Compliance review of Justice Data Lab statistics

Published:
11 December 2025
Last updated:
11 December 2025

Introduction

Background to the statistics

1.1 The Justice Data Lab (JDL) is a small analytical team within the Ministry of Justice (MoJ) that supports organisations that provide offender services in England and Wales. It was set up in 2013 with the aim of giving organisations access to reoffending data to help them estimate the effectiveness of interventions to reduce reoffending.

1.2 Organisations supply data to JDL on the offenders who received the intervention. JDL uses these data to match offenders to records in the Police National Computer (PNC) database. It then uses a statistical technique called propensity score matching (PSM) to create a comparison group of offenders who did not receive the intervention. Offenders are matched on a range of variables, including demographic characteristics and offending history, so that the comparison group is as similar as possible to the intervention group (treatment group). Once matched, JDL conducts statistical significance testing to compare the reoffending outcomes of the treatment and comparison groups.

1.3 Analyses include headline results on reoffending outcomes (whether individuals have reoffended and the time and frequency of reoffending), typically over a one-year period after their release from prison. If the sample size is large enough and the matching quality is high enough, a series of sub-analyses are also conducted to investigate the impact of other factors, such as attendance levels, method of delivery of intervention programmes and participant demographics, on those reoffending outcomes.

1.4 JDL support is used by a wide range of organisations. These include both ‘internal’ programme providers, for example, His Majesty’s Prison and Probation Service (HMPPS), and ‘external’ programme providers, encompassing mainly organisations in the voluntary and community sector, such as charities, educators and public and private bodies. As JDL is an analysis service, it is not involved in the design or delivery of programmes.

1.5 MoJ publishes a separate report for each programme it analyses. It has published over 250 JDL reports, all of which are published as official statistics. MoJ is one of the few UK Government departments that routinely publishes impact evaluation analysis as official statistics.
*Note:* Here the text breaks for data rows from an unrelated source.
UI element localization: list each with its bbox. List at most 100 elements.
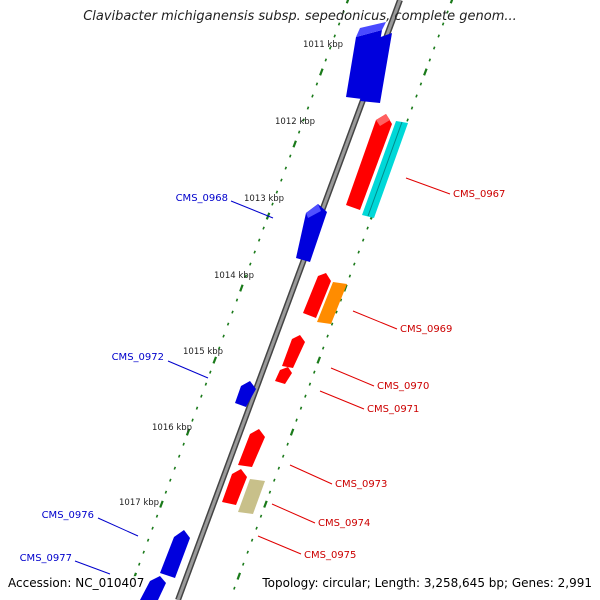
left-track-tick	[173, 466, 177, 470]
left-track-tick	[302, 118, 305, 122]
left-track-tick	[231, 310, 234, 314]
gene-arrow-cms-0970[interactable]	[282, 335, 305, 368]
left-track-tick	[319, 68, 324, 76]
right-track-tick	[242, 562, 245, 566]
right-track-tick	[273, 478, 276, 482]
other-feature-block[interactable]	[238, 479, 265, 514]
right-track-tick	[299, 406, 303, 410]
left-track-tick	[204, 382, 208, 386]
gene-label-cms-0974[interactable]: CMS_0974	[318, 518, 370, 529]
gene-arrow-cms-0977[interactable]	[140, 576, 166, 600]
gene-arrow-cms-0972[interactable]	[235, 381, 256, 407]
right-track-tick	[268, 490, 272, 494]
left-track-tick	[284, 166, 288, 170]
leader-cms-0971	[319, 390, 365, 410]
right-track-tick	[357, 250, 360, 254]
gene-arrow-cms-0974[interactable]	[222, 469, 247, 505]
left-track-tick	[212, 356, 218, 364]
left-track-tick	[333, 34, 336, 38]
right-track-tick	[250, 538, 254, 542]
leader-cms-0975	[257, 535, 302, 555]
right-track-tick	[339, 298, 343, 302]
left-tick-track	[129, 0, 350, 590]
gene-block-top-b[interactable]	[360, 33, 392, 103]
left-track-tick	[209, 370, 212, 374]
left-track-tick	[169, 478, 172, 482]
gene-arrow-cms-0973[interactable]	[238, 429, 265, 467]
map-title: Clavibacter michiganensis subsp. sepedon…	[83, 9, 517, 24]
gene-label-cms-0971[interactable]: CMS_0971	[367, 404, 419, 415]
right-track-tick	[437, 34, 440, 38]
gene-label-cms-0973[interactable]: CMS_0973	[335, 479, 387, 490]
right-track-tick	[406, 118, 409, 122]
right-track-tick	[233, 586, 236, 590]
gene-label-cms-0975[interactable]: CMS_0975	[304, 550, 356, 561]
right-track-tick	[330, 322, 334, 326]
leader-cms-0967	[405, 177, 451, 195]
gene-arrow-cms-0976[interactable]	[160, 530, 190, 578]
trna-block-cms-0969[interactable]	[317, 282, 347, 324]
left-track-tick	[328, 46, 332, 50]
right-track-tick	[348, 274, 352, 278]
right-track-tick	[321, 346, 325, 350]
scale-label-1017: 1017 kbp	[119, 498, 159, 508]
right-track-tick	[277, 466, 281, 470]
right-track-tick	[366, 226, 369, 230]
left-track-tick	[195, 406, 199, 410]
accession-label: Accession: NC_010407	[8, 576, 145, 590]
gene-label-cms-0977[interactable]: CMS_0977	[20, 553, 72, 564]
left-track-tick	[217, 346, 221, 350]
right-track-tick	[263, 500, 268, 508]
left-track-tick	[191, 418, 194, 422]
left-track-tick	[200, 394, 203, 398]
left-track-tick	[146, 538, 150, 542]
right-track-tick	[316, 356, 322, 364]
right-track-tick	[441, 22, 445, 26]
scale-label-1013: 1013 kbp	[244, 194, 284, 204]
leader-cms-0974	[271, 503, 316, 524]
right-track-tick	[304, 394, 307, 398]
gene-label-cms-0968[interactable]: CMS_0968	[176, 193, 228, 204]
gene-arrow-cms-0969-a[interactable]	[303, 273, 331, 318]
gene-label-cms-0972[interactable]: CMS_0972	[112, 352, 164, 363]
right-track-tick	[335, 310, 338, 314]
left-track-tick	[155, 514, 159, 518]
right-track-tick	[415, 94, 418, 98]
left-track-tick	[226, 322, 230, 326]
right-track-tick	[281, 454, 285, 458]
leader-cms-0973	[289, 464, 333, 485]
scale-label-1012: 1012 kbp	[275, 117, 315, 127]
right-track-tick	[449, 0, 454, 4]
right-track-tick	[446, 10, 449, 14]
gene-arrow-cms-0967[interactable]	[346, 114, 392, 210]
gene-arrow-cms-0971[interactable]	[275, 367, 292, 384]
leader-cms-0976	[97, 517, 139, 537]
scale-label-1015: 1015 kbp	[183, 347, 223, 357]
left-track-tick	[275, 190, 279, 194]
right-tick-track	[233, 0, 454, 590]
scale-label-1016: 1016 kbp	[152, 423, 192, 433]
right-track-tick	[313, 370, 316, 374]
gene-label-cms-0970[interactable]: CMS_0970	[377, 381, 429, 392]
left-track-tick	[342, 10, 345, 14]
right-track-tick	[423, 68, 428, 76]
leader-cms-0977	[74, 560, 111, 575]
left-track-tick	[159, 500, 164, 508]
topology-label: Topology: circular; Length: 3,258,645 bp…	[262, 576, 592, 590]
left-track-tick	[280, 178, 283, 182]
rrna-block[interactable]	[362, 121, 408, 218]
left-track-tick	[262, 226, 265, 230]
left-track-tick	[297, 130, 301, 134]
gene-label-cms-0976[interactable]: CMS_0976	[42, 510, 94, 521]
left-track-tick	[182, 442, 185, 446]
gene-arrow-cms-0968[interactable]	[296, 204, 327, 262]
left-track-tick	[311, 94, 314, 98]
gene-label-cms-0967[interactable]: CMS_0967	[453, 189, 505, 200]
gene-label-cms-0969[interactable]: CMS_0969	[400, 324, 452, 335]
right-track-tick	[255, 526, 258, 530]
right-track-tick	[295, 418, 298, 422]
leader-cms-0970	[330, 367, 375, 387]
leader-cms-0972	[167, 360, 209, 379]
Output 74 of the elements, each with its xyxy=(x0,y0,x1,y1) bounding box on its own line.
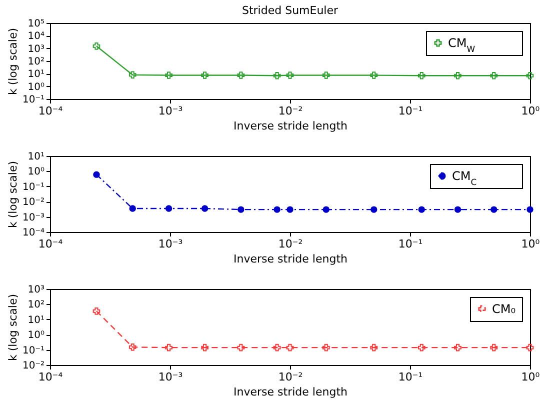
point xyxy=(526,206,534,213)
point xyxy=(165,205,172,212)
point xyxy=(526,72,534,80)
point xyxy=(237,344,245,352)
legend-label: CM$_{W}$ xyxy=(448,36,476,54)
point xyxy=(490,72,498,80)
x-tick-label: 10⁻² xyxy=(278,104,303,118)
y-tick-label: 10⁴ xyxy=(28,31,44,42)
y-axis-title: k (log scale) xyxy=(6,294,20,362)
y-tick-label: 10³ xyxy=(28,284,44,296)
y-tick-label: 10² xyxy=(28,300,44,311)
point xyxy=(237,72,245,79)
point xyxy=(92,307,100,315)
point xyxy=(201,344,208,352)
x-tick-label: 10⁰ xyxy=(521,104,540,118)
x-axis-title: Inverse stride length xyxy=(234,120,348,132)
y-tick-label: 10⁻² xyxy=(22,360,44,372)
x-axis-title: Inverse stride length xyxy=(234,252,348,266)
point xyxy=(165,72,172,79)
y-tick-label: 10⁻¹ xyxy=(22,94,44,106)
point xyxy=(93,171,100,178)
chart-title: Strided SumEuler xyxy=(242,4,338,17)
point xyxy=(92,42,100,50)
point xyxy=(128,343,136,351)
y-axis-title: k (log scale) xyxy=(6,160,20,228)
point xyxy=(129,205,136,212)
x-tick-label: 10⁻¹ xyxy=(398,370,423,384)
point xyxy=(526,344,534,352)
x-tick-label: 10⁻⁴ xyxy=(38,238,64,250)
x-tick-label: 10⁰ xyxy=(521,370,540,384)
point xyxy=(201,205,208,212)
y-tick-label: 10¹ xyxy=(28,152,44,162)
x-tick-label: 10⁻³ xyxy=(158,104,183,118)
point xyxy=(454,206,462,213)
point xyxy=(490,206,498,213)
x-tick-label: 10⁻¹ xyxy=(398,104,423,118)
y-tick-label: 10⁰ xyxy=(28,166,44,178)
y-tick-label: 10³ xyxy=(28,44,44,55)
x-tick-label: 10⁻² xyxy=(278,370,303,384)
point xyxy=(238,206,244,213)
y-tick-label: 10¹ xyxy=(28,314,44,326)
point xyxy=(274,206,280,213)
y-tick-label: 10⁻³ xyxy=(22,212,44,224)
y-tick-label: 10² xyxy=(28,56,44,68)
x-tick-label: 10⁻³ xyxy=(158,238,183,250)
y-tick-label: 10⁵ xyxy=(28,18,44,30)
point xyxy=(418,72,426,80)
point xyxy=(454,72,462,80)
x-tick-label: 10⁻¹ xyxy=(398,238,423,250)
y-tick-label: 10⁻¹ xyxy=(22,345,44,356)
y-tick-label: 10⁻² xyxy=(22,197,44,208)
legend-label: CM$_{C}$ xyxy=(452,169,477,187)
y-tick-label: 10⁰ xyxy=(28,82,44,93)
point xyxy=(273,72,281,80)
point xyxy=(128,71,136,79)
point xyxy=(201,72,208,79)
point xyxy=(490,344,498,352)
x-axis-title: Inverse stride length xyxy=(234,386,348,398)
point xyxy=(165,344,172,352)
point xyxy=(273,344,281,352)
x-tick-label: 10⁰ xyxy=(521,238,540,250)
y-tick-label: 10⁻⁴ xyxy=(22,228,44,238)
legend-label: CM₀ xyxy=(492,302,516,316)
x-tick-label: 10⁻⁴ xyxy=(38,104,64,118)
y-tick-label: 10⁰ xyxy=(28,330,44,342)
x-tick-label: 10⁻³ xyxy=(158,370,183,384)
x-tick-label: 10⁻² xyxy=(278,238,303,250)
point xyxy=(418,206,425,213)
point xyxy=(454,344,462,352)
y-tick-label: 10¹ xyxy=(28,69,44,80)
x-tick-label: 10⁻⁴ xyxy=(38,370,64,384)
y-tick-label: 10⁻¹ xyxy=(22,182,44,193)
y-axis-title: k (log scale) xyxy=(6,28,20,96)
point xyxy=(418,344,426,352)
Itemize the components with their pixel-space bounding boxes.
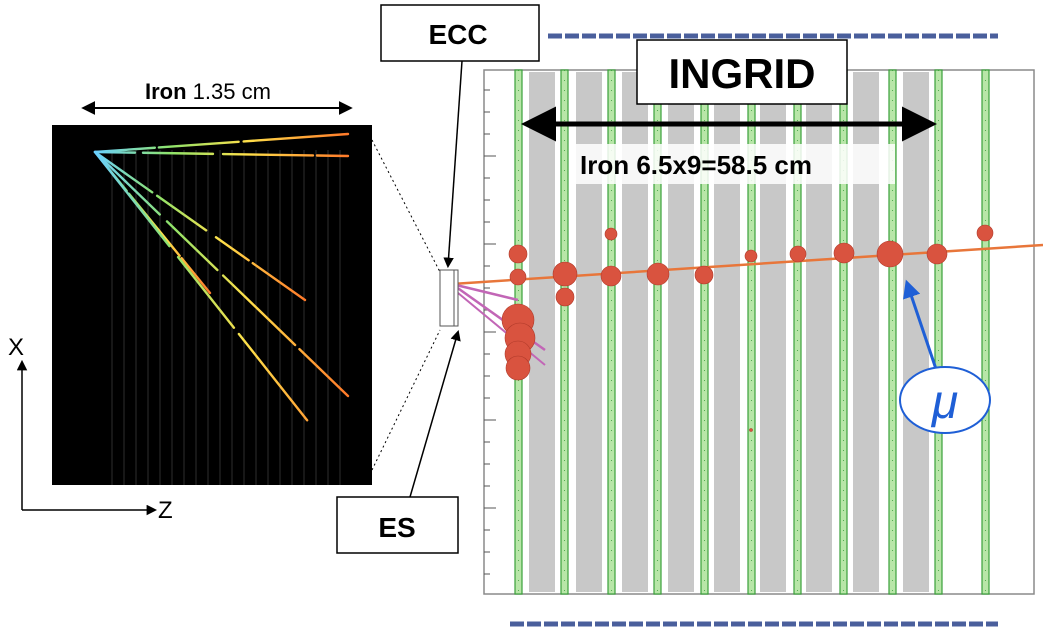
es-pointer-arrow <box>409 329 461 498</box>
hit <box>976 224 994 242</box>
hit <box>646 262 670 286</box>
hit <box>555 287 575 307</box>
axis-z-label: Z <box>158 497 173 524</box>
hit <box>508 244 528 264</box>
zoom-line-top <box>371 139 441 273</box>
axis-indicator: X Z <box>8 334 173 524</box>
hit <box>876 240 904 268</box>
ingrid-title-box <box>636 39 848 105</box>
es-label-box <box>336 496 459 554</box>
hit <box>552 261 578 287</box>
hit <box>509 268 527 286</box>
hit <box>744 249 758 263</box>
ecc-track <box>93 132 350 154</box>
es-label: ES <box>378 512 415 543</box>
mu-label: μ <box>930 376 958 429</box>
ecc-background <box>52 125 372 485</box>
hit <box>926 243 948 265</box>
ecc-mini-box <box>439 269 455 327</box>
hit <box>833 242 855 264</box>
hit <box>604 227 618 241</box>
ecc-track <box>93 150 307 302</box>
hit-markers <box>501 224 994 432</box>
ecc-tracks <box>93 132 350 474</box>
ingrid-iron-label: Iron 6.5x9=58.5 cm <box>580 150 812 180</box>
ecc-pointer-arrow <box>443 60 463 269</box>
ecc-track <box>93 150 350 398</box>
ingrid-iron-label-bg <box>575 144 895 184</box>
hit <box>749 428 753 432</box>
zoom-line-bottom <box>371 329 441 471</box>
es-track <box>451 282 519 302</box>
ecc-panel: Iron 1.35 cm <box>52 79 441 485</box>
ingrid-detector: Iron 6.5x9=58.5 cm INGRID μ <box>451 33 1043 627</box>
hit <box>505 355 531 381</box>
ingrid-title: INGRID <box>669 50 816 97</box>
mu-bubble <box>899 366 991 434</box>
ecc-label: ECC <box>428 19 487 50</box>
ecc-label-box <box>380 4 540 62</box>
mu-pointer-arrow <box>903 279 940 376</box>
ecc-track <box>93 150 350 158</box>
left-ruler <box>484 89 496 575</box>
ecc-es-module: ECC ES <box>336 4 540 554</box>
es-mini-box <box>453 269 459 327</box>
hit <box>600 265 622 287</box>
axis-x-label: X <box>8 334 24 361</box>
ecc-track <box>93 150 350 474</box>
hit <box>694 265 714 285</box>
hit <box>789 245 807 263</box>
ecc-iron-label: Iron 1.35 cm <box>145 79 271 104</box>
1.6 JDL’s work contributes to MoJ’s evidence base on reducing reoffending.

Why we did this review

1.7 Between December 2024 and February 2025, a concern was raised with us about a statistical method that MoJ uses to produce the JDL statistics, specifically its approach to statistical significance testing. The concern focused on whether MoJ should be applying multiple comparison correction (MCC) methods when carrying out many significance tests on the same dataset to account for family-wise error – the probability of incurring at least one Type I error (a false positive) when performing multiple statistical hypothesis tests. MCC mitigates the increased risk of false positives (the likelihood of finding a statistically significant result by chance) and ‘p-hacking’ (persistent statistical testing until a statistically significance result is found). It does this by adjusting the statistical significance threshold, making it more difficult to achieve statistical significance.

1.8 We investigated some aspects of the statistical methods at the time the concern was raised. Although we were broadly satisfied with MoJ’s approach to statistical significance testing, we committed to carrying out a review of the statistics’ compliance with the standards of Trustworthiness, Quality and Value in the Code of Practice for Statistics. Accordingly, this review has considered, in more detail, MoJ’s approach to statistical significance testing, as well as aspects of the data collection, the aims of the analyses and the presentation of the statistics.

1.9 For this report, we initially reviewed a sample of JDL reports and all methodology reports and user guidance documents (see Annex for full list). The JDL reports we reviewed were published from 2013 to 2025 and cover both internal and external programmes. We examined the consistency of the presentation of the statistics, methods descriptions and terminology between reports.